Just recently the now traditional late-May Kite Walkabout has provided many sightings of small flocks across the county ( and many, many more in Cornwall). Having seen none, in spite of hours enjoying the nice weather in our garden, I was starting to feel a bit left out, especially when my daughter texted that she was watching a flock of 6 at Chanctonbury Ring. so I was pleased to see those two.

When we had another look at the farm on Sunday, the grass which had been rowed up the previous day had mostly been packed into shiny black bales. The tractor driver carrying them to the yard pulled over and opened his cab window to announce, “You’re too late. You’ve missed the twenty Red Kites which were here yesterday!” After I had left that morning, silage harvesting exposed vulnerable little beasts beneath the cut grass and Kites appeared out of nowhere, swooping and diving in among the tractors. “How did they know?” the farmer asked.

There was still baling to be done so we kept an eye on the proceedings but just one Kite glided over, to join a Kestrel and a Buzzard, but soon drifted away.

 

The path less travelled by

Posted in Uncategorized with tags , , on June 4, 2017 by cliffdean

Following our success last week in finding lots of the supposedly-vanished Yellow Wagtails in the extreme east of the county, I returned to check the adjacent tetrad behind the pleasure-domes of  Xamber. It was warm and humid as I left the seawall along a supposed bridleway with a wagtail-free pea-field on one side and sunny spots of greenery lining the caravan site on the other.

At a certain point my way was blocked by the broad and still waters of Broomhill Creek. My map showed that I had passed unknowingly a crossing place, having fallen victim once more to the Tall Summer Vegetation Menace which completely concealed not only the bridge but also, it seemed, any path on its far side.

There was little alternative but to meander with a mazy motion, following the creek back round towards Broomhill Farm. There was just one Yellow Wagtail out among the peas, quite a few Skylarks & Reed Buntings, a distant Marsh Harrier and the same Barn Owl we’d noticed the previous week. Plus various greenery-birds, including Lesser Whitethroat, along by the caravans. And, for much of the time, the calls of Sandwich Terns & Med Gulls coming from beyond the seawall. I wasn’t very happy though.

As I passed the cottages, the fungicide-spraying gentleman we’d chatted to the previous week came out to ask how I’d got on. He insisted that there really was a crossing place over there – lots of people used it – and a clear mown track the other side too. So it looked as if I’d have to blame my own oversight rather than ESCC RoW…but opted to blame the tall reeds instead.

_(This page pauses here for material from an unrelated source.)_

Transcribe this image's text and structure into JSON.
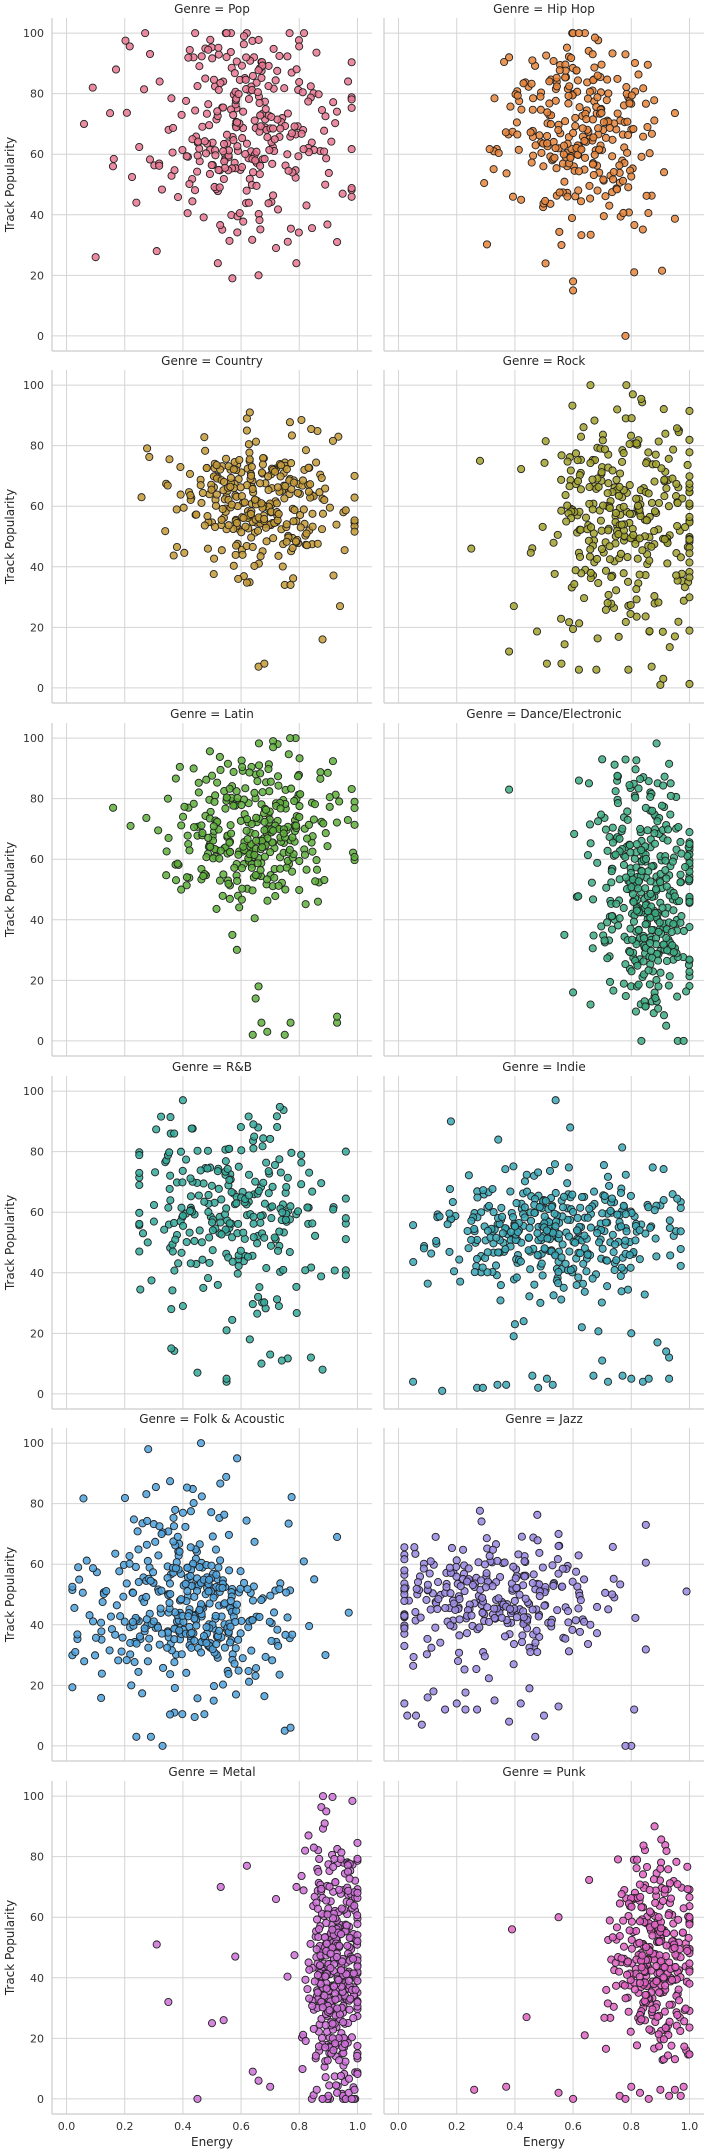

So I shifted my sphere of operations westward to Pound Lane, where I was grateful for a bit of cloud cover until it got a bit cold. Once you’ve got past the retirement bungalows re-purposed as grey-painted designer hideaways you emerge into open sheep-grazing, unsuitable for Yellow Wagtails, There were, however, a couple of singing Corn Buntings on fence posts in pasture picked over by massed Jackdaws, Rooks and noisy young Starlings. To the north of the Wainway Wall, whose curving course follows the early mediaeval  Rother, a few shrill Yellow Wagtail calls came from vast arable fields. In spite of red dots on the OS map and even ESCC waymarkers there was not the slightest gap in the tall crops. Access would be a battle for anything less than an expedition armed with jungle knives and so I mapped the birds as well as I could.

On the way back, I called in on a derelict in which, a few years back, we’d found a Tree Sparrows’ nest stuffed between flimsy layers of wall. No sign of them now though, and I left with legs tingling from nettle stings.